Raj Singh took a long run-up, and leapt through the shield.

 

 

Chapter 8

 


Ewan heard a rumbling boom from the distant shield. Raj was backlit with a red curtain of air as the metal supports in his spine exploded and ripped open his back. Smaller explosions went off around his body wherever metal could be found on his clothes, with a sizeable fireball on his right wrist. Ewan couldn’t see whether his metal watch had blown his hand off, but it made little difference. Raj’s misshapen body landed on the tarmac of the car park, the top half of his torso at a right angle to his abdomen. After the shield faded, Ewan could make out a blood-coloured mist hanging over him. Mark bent down, took one look at Raj’s face, and turned around to walk away. No extra bullets would be required.

‘You’re going to hate me for this,’ said Jack, ‘but we have to run, and we all know it.’
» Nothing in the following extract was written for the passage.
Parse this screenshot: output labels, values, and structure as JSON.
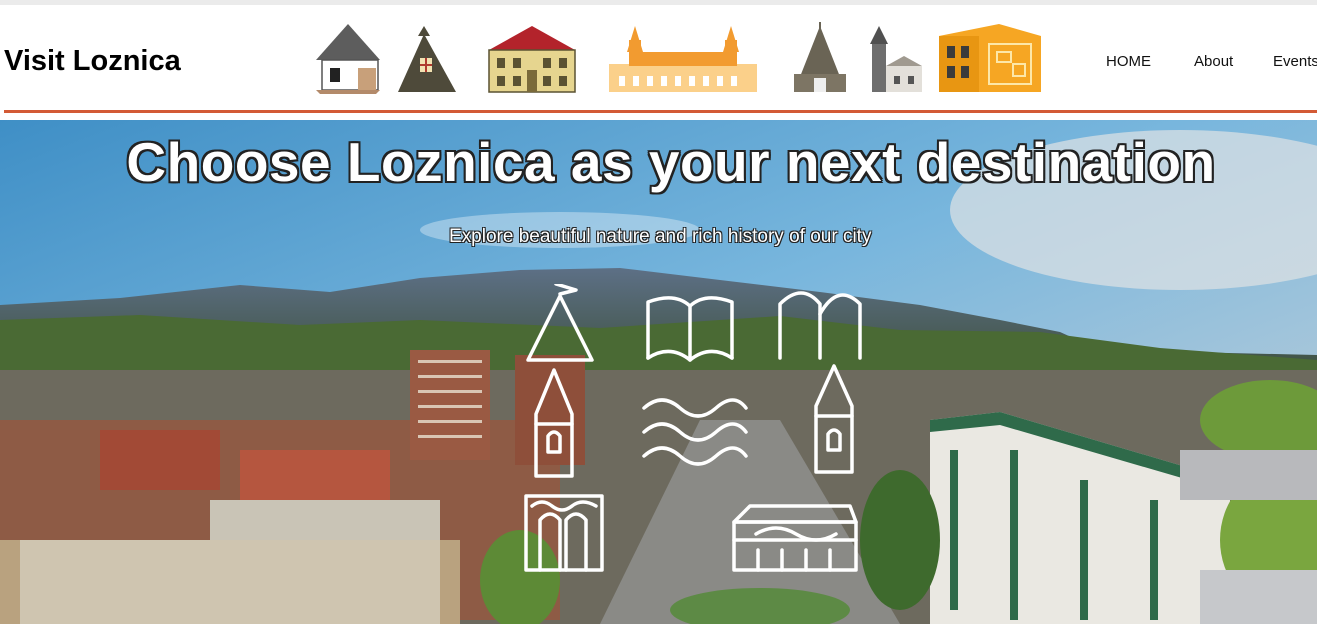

Ewan did hate him for it. But at that moment he hated everyone and everything, including himself and anything that was good about him. Twelve Underdogs had become eleven, seven Oakenfold students had become six, Britain’s last army had lost every advantage that Raj had brought to it, and Kate was becoming too much to handle.

‘What the hell are we still doing here?’ asked Mark when he arrived back.

‘Splitting up,’ Ewan muttered, disgusted that people were turning to him for leadership while a devastating cocktail of bereavement and PDA clouded his judgement. ‘We’ve got about a minute before clones start arriving, and we can’t all be in the same place. Mark, you take Kate and Simon. I’ll take Jack and Gracie.’

‘Why?’

‘Because I said so,’ Ewan grunted, knowing but ignoring that it was the worst reason a leader could possibly give. ‘You go through Harpenden, we’ll take the fields. Whatever you do, don’t head home the way we came. You’ll be followed. Get lost in the countryside if you need to, and use the north star tomorrow night. However you do it, just lose them.’

‘Got it,’ said Mark. ‘Simon, Kate, with me.’

Simon followed as soon as Mark began to jog, but the silent shell of Kate Arrowsmith barely even looked in the right direction.

‘I’m sorry, Kate,’ said Ewan, saying the words but feeling nothing but rage, ‘but you have to go. Mark will look after you, and he needs you to look after him. Go.’

Mark shot an offended glare, but said nothing. He must have worked out that Ewan’s words were to encourage (or manipulate) Kate rather than belittle him. Mark ran for the school driveway, one arm around Kate’s shoulder and the other pushing Simon forward. His journey home would be slow as well as long.

Ewan was left at the foot of the hill with Jack and Gracie. Behind them, Raj’s unapologetic body lay just outside the invisible shield, daring to still be dead.

‘Let’s go,’ he muttered, and made his way up the hill. He paused at the top to wait for his teammates at the spot where he had once hidden for a whole afternoon, back when his world had been marginally easier. He took one last look at Oakenfold Special School, protected by an invisible AME shield, not knowing how the hell they would ever take it back – if they ever did.